The new bill discussed in the US Congress has brought the limitation of reward practices for stablecoins to the agenda. Circle shares in particular suffered a significant loss following the new draft that would ban returns to passive stablecoin balances. The drop in share price has raised concerns among investors about the possible effects of the bill on the company’s revenue model.
Circle rating in Citi and Bernstein reports
Circle operates as a US-based technology company that issues USD Coin (USDC) and develops digital asset infrastructure. In the report published by Wall Street bank Citi, it was stated that the legal regulation does not pose a definite threat, but may cause a short-term growth obstacle for Circle. The report states that the bill only restricts reward programs that are similar to banking deposits; It was emphasized that rewards based on activities such as transactions or payments are possible.
Circle already transfers the bulk of its reserve revenues to its partners, specifically Coinbase, so a blanket third-party rewards ban would not directly impact the company’s net income, Citi analysts said.
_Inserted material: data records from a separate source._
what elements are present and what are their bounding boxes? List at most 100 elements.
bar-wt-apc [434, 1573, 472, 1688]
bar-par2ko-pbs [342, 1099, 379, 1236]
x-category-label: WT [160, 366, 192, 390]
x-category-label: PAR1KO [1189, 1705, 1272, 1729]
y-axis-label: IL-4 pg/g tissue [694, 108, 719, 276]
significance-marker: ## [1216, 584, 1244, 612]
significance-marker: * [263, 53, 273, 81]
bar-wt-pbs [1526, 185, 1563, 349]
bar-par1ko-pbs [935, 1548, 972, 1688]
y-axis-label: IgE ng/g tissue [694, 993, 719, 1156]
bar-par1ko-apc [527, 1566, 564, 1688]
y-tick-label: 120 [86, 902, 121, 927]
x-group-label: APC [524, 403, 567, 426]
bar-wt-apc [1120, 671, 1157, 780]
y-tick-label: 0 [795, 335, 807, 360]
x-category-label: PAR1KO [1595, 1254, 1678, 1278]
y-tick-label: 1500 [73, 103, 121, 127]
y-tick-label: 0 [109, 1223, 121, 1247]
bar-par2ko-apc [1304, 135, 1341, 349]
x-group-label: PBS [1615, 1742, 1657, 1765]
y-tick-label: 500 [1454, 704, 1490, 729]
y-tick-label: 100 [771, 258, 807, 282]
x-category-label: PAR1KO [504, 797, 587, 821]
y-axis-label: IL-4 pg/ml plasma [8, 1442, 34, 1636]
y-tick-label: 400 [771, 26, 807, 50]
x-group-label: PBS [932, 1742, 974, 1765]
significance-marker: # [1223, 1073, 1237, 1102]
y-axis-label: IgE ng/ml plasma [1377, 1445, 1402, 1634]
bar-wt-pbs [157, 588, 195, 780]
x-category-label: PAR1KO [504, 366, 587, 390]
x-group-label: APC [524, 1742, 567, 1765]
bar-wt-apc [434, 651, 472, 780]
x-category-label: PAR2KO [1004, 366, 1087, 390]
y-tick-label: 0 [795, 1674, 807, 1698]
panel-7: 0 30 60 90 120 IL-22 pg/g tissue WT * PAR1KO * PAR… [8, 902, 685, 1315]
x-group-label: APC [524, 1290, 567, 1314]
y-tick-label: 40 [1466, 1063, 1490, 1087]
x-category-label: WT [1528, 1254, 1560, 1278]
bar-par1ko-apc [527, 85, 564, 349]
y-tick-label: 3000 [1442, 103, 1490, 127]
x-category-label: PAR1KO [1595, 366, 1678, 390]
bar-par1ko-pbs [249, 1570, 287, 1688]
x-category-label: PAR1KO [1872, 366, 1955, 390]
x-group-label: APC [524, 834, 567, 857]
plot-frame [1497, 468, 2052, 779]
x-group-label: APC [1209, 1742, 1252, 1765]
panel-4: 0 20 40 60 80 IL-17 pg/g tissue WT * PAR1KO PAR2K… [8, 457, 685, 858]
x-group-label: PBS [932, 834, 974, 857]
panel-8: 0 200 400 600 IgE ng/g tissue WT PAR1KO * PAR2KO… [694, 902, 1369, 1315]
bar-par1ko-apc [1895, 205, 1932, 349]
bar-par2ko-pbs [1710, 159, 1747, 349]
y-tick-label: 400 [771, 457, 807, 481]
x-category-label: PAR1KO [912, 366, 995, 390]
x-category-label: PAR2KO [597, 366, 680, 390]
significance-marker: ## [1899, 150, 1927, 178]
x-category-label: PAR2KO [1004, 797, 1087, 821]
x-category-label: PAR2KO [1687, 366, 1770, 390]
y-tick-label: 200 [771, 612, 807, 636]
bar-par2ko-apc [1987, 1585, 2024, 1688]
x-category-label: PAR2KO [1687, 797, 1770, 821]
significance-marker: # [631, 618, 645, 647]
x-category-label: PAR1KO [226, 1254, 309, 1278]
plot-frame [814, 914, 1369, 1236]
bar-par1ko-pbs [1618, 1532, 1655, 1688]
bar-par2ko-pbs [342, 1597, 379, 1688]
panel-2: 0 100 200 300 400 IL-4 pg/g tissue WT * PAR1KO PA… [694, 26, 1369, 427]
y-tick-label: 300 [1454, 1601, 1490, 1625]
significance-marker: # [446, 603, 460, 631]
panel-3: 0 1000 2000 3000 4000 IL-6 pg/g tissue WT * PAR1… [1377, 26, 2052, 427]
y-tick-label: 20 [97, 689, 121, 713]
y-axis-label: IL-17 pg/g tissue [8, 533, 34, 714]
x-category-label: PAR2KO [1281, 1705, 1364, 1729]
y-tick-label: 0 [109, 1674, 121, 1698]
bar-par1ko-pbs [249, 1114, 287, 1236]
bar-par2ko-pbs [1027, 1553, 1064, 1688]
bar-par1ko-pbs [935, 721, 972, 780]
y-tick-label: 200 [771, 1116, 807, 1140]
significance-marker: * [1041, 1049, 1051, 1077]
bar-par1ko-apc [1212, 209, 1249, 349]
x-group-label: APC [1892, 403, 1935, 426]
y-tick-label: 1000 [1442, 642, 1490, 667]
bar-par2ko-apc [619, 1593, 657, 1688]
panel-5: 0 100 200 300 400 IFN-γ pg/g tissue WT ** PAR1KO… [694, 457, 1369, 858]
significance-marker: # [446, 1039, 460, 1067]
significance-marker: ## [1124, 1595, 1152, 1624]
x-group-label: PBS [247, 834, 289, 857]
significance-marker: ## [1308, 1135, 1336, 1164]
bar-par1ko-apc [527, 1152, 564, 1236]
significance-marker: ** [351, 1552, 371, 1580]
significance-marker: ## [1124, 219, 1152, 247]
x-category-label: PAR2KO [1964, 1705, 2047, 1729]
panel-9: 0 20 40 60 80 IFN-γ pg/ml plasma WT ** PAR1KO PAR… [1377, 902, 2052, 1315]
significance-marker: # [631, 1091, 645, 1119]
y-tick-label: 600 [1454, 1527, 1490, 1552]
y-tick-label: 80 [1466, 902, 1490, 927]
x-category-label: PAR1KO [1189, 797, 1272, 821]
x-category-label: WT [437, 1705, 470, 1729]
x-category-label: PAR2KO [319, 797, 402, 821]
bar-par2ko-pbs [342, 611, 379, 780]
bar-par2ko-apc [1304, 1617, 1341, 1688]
It was also emphasized that USDC is not an investment tool but rather a payment solution; It was stated that the weakening of return incentives may reduce circulation and liquidity in the short term.
In the assessment of Wall Street brokerage firm Bernstein, it was stated that the market misinterpreted the bill. In particular, it was pointed out that there is confusion between who provides the return sharing and who distributes it. Circle generates revenue from reserve assets and does not pay returns directly to the user; Platforms such as Coinbase perform this application.
Market reactions, competition and regulatory pressure
Circle shares lost approximately 20 percent of their value after the draft law emerged. While the target price set by Citi for Circle shares was $243, the stock was traded around $100 on the relevant day. Bernstein announced that he continues to rate Circle positively and set a target price of $190.
The uncertainty created by the developments regarding the bill affected investors’ perspective on the crypto market and especially stablecoin issuers. In addition, Tether’s announcement that it plans to receive a full-scale audit from a large auditing firm and signaling growth in the US market has increased competition in the stablecoin field.
Circle’s income model is based on a structure that does not offer returns in its current form, and it was stated that the company made a profit of $2.64 billion from reserve income during the year. It is reported that the regulatory pressures that negatively affect Circle shares do not pose a permanent threat because the company does not provide returns directly to the user.
On the other hand, Coinbase has a cautious attitude in the negotiations on the Clarity Act. The company, which privately conveyed to Senate officials that they were dissatisfied with the current format, has not yet made a public statement of opposition.